Como parte de todo esto Felipe leyó en alto unas reflexiones de Rosa en la que la mujer atribuía la responsabilidad de su don a un duendecillo llamado poesía, que según ella podría ser el mismo duendecillo de las viejas leyendas campesinas, encargados de entorpecer y animar a las amas de casa.
Para Rosa su duendecillo era bueno. La entorpecía poco y la hacía pensar en cosas que considera realmente importante.
Cuando el otro protagonista de nuestro cuento escuchó esto se sintió halagado. Poco importaba que su nombre no fuera Poesía, le bastaba con que reconocieran su rol determinante en los halagos que desde la mañana estaba escuchando.
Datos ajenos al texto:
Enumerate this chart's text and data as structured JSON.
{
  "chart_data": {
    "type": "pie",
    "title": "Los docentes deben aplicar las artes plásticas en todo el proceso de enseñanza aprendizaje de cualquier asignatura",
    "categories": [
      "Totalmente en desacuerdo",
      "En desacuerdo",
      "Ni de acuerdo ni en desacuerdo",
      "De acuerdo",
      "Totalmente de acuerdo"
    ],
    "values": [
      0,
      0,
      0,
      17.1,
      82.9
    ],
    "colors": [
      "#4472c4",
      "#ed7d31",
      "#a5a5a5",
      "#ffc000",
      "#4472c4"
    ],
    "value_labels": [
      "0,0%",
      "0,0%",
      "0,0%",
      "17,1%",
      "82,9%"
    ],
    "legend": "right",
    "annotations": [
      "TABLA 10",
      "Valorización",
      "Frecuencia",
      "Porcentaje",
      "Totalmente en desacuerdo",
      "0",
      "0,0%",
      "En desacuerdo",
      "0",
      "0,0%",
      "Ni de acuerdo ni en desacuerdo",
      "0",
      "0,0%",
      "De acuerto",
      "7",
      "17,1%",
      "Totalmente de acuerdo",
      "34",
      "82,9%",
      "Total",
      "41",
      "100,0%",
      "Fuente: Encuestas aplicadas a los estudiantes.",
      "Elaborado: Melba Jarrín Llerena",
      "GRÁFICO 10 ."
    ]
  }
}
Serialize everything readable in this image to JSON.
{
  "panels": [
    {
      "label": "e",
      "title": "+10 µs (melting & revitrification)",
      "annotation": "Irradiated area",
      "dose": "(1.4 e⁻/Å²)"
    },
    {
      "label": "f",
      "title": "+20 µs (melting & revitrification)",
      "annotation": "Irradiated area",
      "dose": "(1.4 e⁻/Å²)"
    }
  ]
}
Por ello abandonó los maquiavélicos planes que había ideado, lo cual fue un alivio hasta para el gato, y determinó que seguiría ayudando a la mujer del jardinero, aunque su ayuda real era no entorpecer.
Desde ese día la relación entre Rosa, la poesía y el duendecillo se estrechó aún más. Tanto fue así que la relación entre las pequeñas criaturas y las mujeres cambió para siempre, al punto de que estas hoy gozan de iguales derechos que los hombres en la sociedad y pueden desarrollar toda su poesía, arte y talento.